Third Circuit issues a ruling that could have a big impact on whether many prisoners win release due to the COVID-19 pandemic

United States v. Raia—criminal / covid-19—denial—Smith

The Third Circuit yesterday denied a prisoner’s motion for compassionate release based, in part, on the inmate’s risk of COVID-19 infection. It’s an important opinion that I believe will have broad and immediate impact, but it appears to me to contain an error.

[Disclosure: I’m active in Covid-19 release litigation on behalf of inmates, but not this case and not any that involve the issue that arose here.]

“Compassionate release” is a shorthand that refers to statutory authority to release inmates from prison early, before the end of their original prison terms, for specified reasons. Before 2018, the only ones allowed to request compassionate release for a prisoner was the Bureau of Prisons; the First Step Act changed that, allowing prisoners to file compassionate-release motions for the first time.

But there’s a catch: before they’re allowed to file their motions for compassionate release, they have to seek it from the BOP first. The statute (18 USC § 3582 (c)(1)(A)) says the court can grant a reduction only after either “[1] the defendant has fully exhausted all administrative rights to appeal a failure of the Bureau of Prisons to bring a motion on the defendant’s behalf or [2] the lapse of 30 days from the receipt of such a request by the warden of the defendant’s facility, whichever is shorter.” (Emphasis mine.) The basic idea is that, if the prison doesn’t promptly grant the request, the prisoner can either [1] keep on trying to get the prison to release him, or [2] go right to court.

But the second sentence of today’s opinion turns the statute’s “or” into an “and,” stating: “But before they make such requests, defendants must ask the Bureau of Prisons (BOP) to do so on their behalf, give BOP thirty days to respond, and exhaust any available administrative appeals.” (It appears to repeat the mistake later, stating that the defendant failed to exhaust because “BOP has not had thirty days to consider Raia’s request to move for compassionate release on his behalf, nor has Raia administratively exhausted any adverse decision by BOP.”)

Application of the 30-day rule is a big deal. Compassionate release is the most broadly applicable tool available to courts, by far, to release prisoners during the pandemic. The more rigidly courts interpret the rule, the more people in prison die. I don’t envy judges having to make these calls with stakes so high and time so short.

Anyhow. The court denied the motion because (1) district courts must decide such motions first and the court here hadn’t, and (2) release would be futile because of exhaustion. Did the and/or issue change the outcome on futility? I’m not sure.

The court closed with this notable paragraph:

We do not mean to minimize the risks that COVID-19 poses in the federal prison system, particularly for inmates like Raia. But the mere existence of COVID-19 in society and the possibility that it may spread to a particular prison alone cannot independently justify compassionate release, especially considering BOP’s statutory role, and its extensive and professional efforts to curtail the virus’s spread. See generally Federal Bureau of Prisons, COVID-19 Action Plan (Mar. 13, 2020, 3:09 PM), Given BOP’s shared desire for a safe and healthy prison environment, we conclude that strict compliance with § 3582(c)(1)(A)’s exhaustion requirement takes on added—and critical—importance. And given the Attorney General’s directive that BOP “prioritize the use of [its] various statutory authorities to grant home confinement for inmates seeking transfer in connection with the ongoing COVID-19 pandemic,” we anticipate that the exhaustion requirement will be speedily dispatched in cases like this one. Memorandum from Attorney Gen. to Dir., Bureau of Prisons 1 (Mar. 26, 2020), So we will deny Raia’s motion.

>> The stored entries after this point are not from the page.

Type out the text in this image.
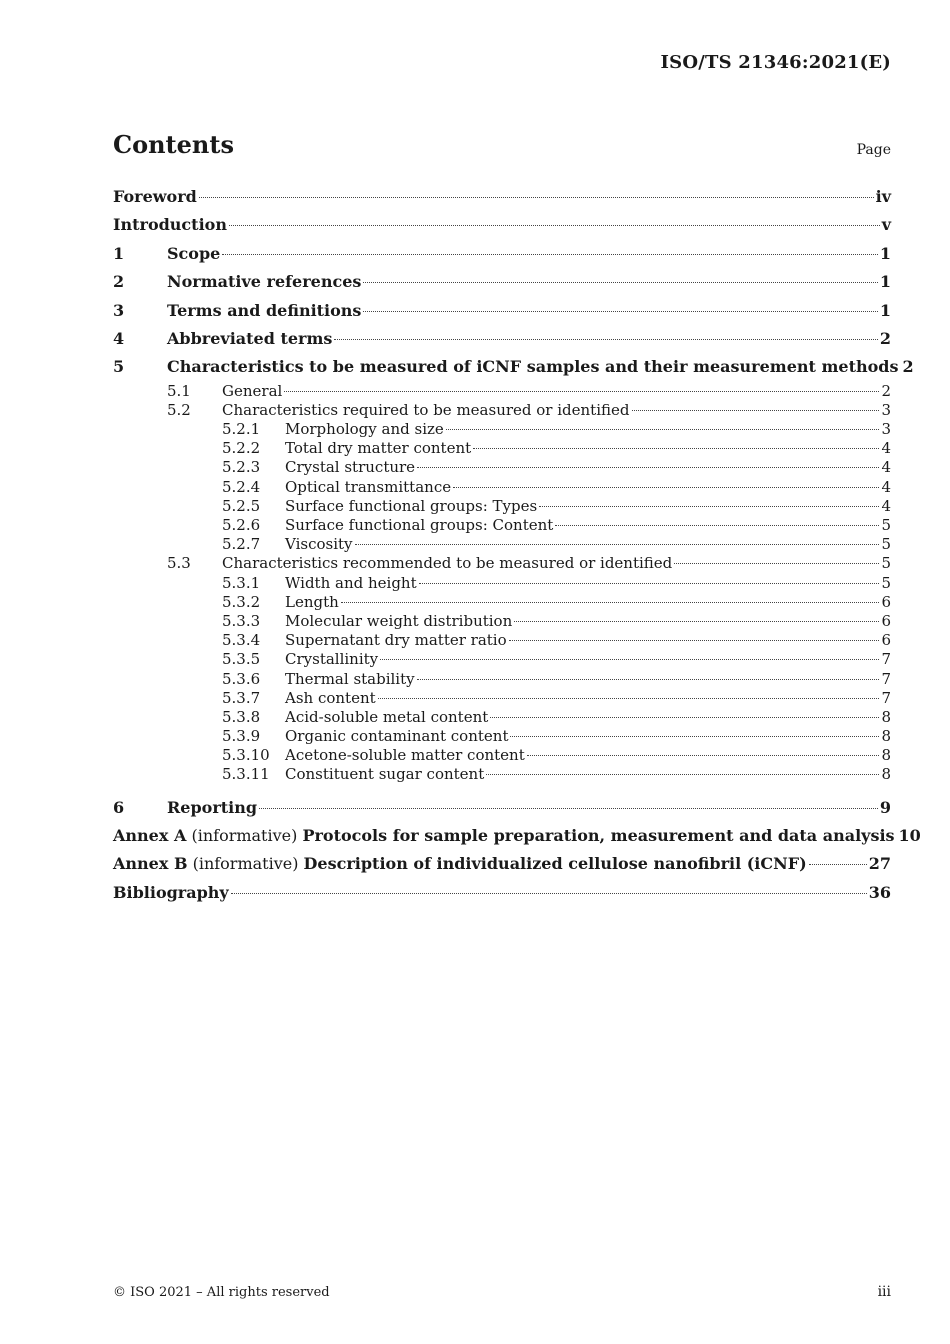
ISO/TS 21346:2021(E)
Contents	Page
Foreword	iv
Introduction	v
1	Scope	1
2	Normative references	1
3	Terms and definitions	1
4	Abbreviated terms	2
5	Characteristics to be measured of iCNF samples and their measurement methods 2
5.1	General	2
5.2	Characteristics required to be measured or identified	3
5.2.1	Morphology and size	3
5.2.2	Total dry matter content	4
5.2.3	Crystal structure	4
5.2.4	Optical transmittance	4
5.2.5	Surface functional groups: Types	4
5.2.6	Surface functional groups: Content	5
5.2.7	Viscosity	5
5.3	Characteristics recommended to be measured or identified	5
5.3.1	Width and height	5
5.3.2	Length	6
5.3.3	Molecular weight distribution	6
5.3.4	Supernatant dry matter ratio	6
5.3.5	Crystallinity	7
5.3.6	Thermal stability	7
5.3.7	Ash content	7
5.3.8	Acid-soluble metal content	8
5.3.9	Organic contaminant content	8
5.3.10	Acetone-soluble matter content	8
5.3.11	Constituent sugar content	8
6	Reporting	9
Annex A (informative) Protocols for sample preparation, measurement and data analysis 10
Annex B (informative) Description of individualized cellulose nanofibril (iCNF)	27
Bibliography	36
© ISO 2021 – All rights reserved	iii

Joining Smith were Ambro and Chagares. The matter was decided without oral argument.


The Court issued two other opinions today. I’ll be quick.

US v. James—criminal—affirmance—Shwartz

The Court today granted panel rehearing and issued an amended opinion still affirming the fraud conviction of a former Virgin Islands senator and author of the Manly Manners trilogy. Judge Shwartz’s rehearing order gloriously and majestically identifies where the panel made changes to the prior one. (The order says that “[t]he majority” made changes to at specified places, which could mean a judge once planned to dissent but more likely just refers to the majority it took for panel rehearing to be granted.)

Shwartz was again joined by Smith and McKee.


US v. Folk—habeas—affirmance—Porter

The Third Circuit affirmed the denial of a 2255 motion raising a career-offender issue. The court also declined to issue a certificate of appealability for a challenge to an aggregate drug weight.

Joining Porter were Hardiman and Phipps.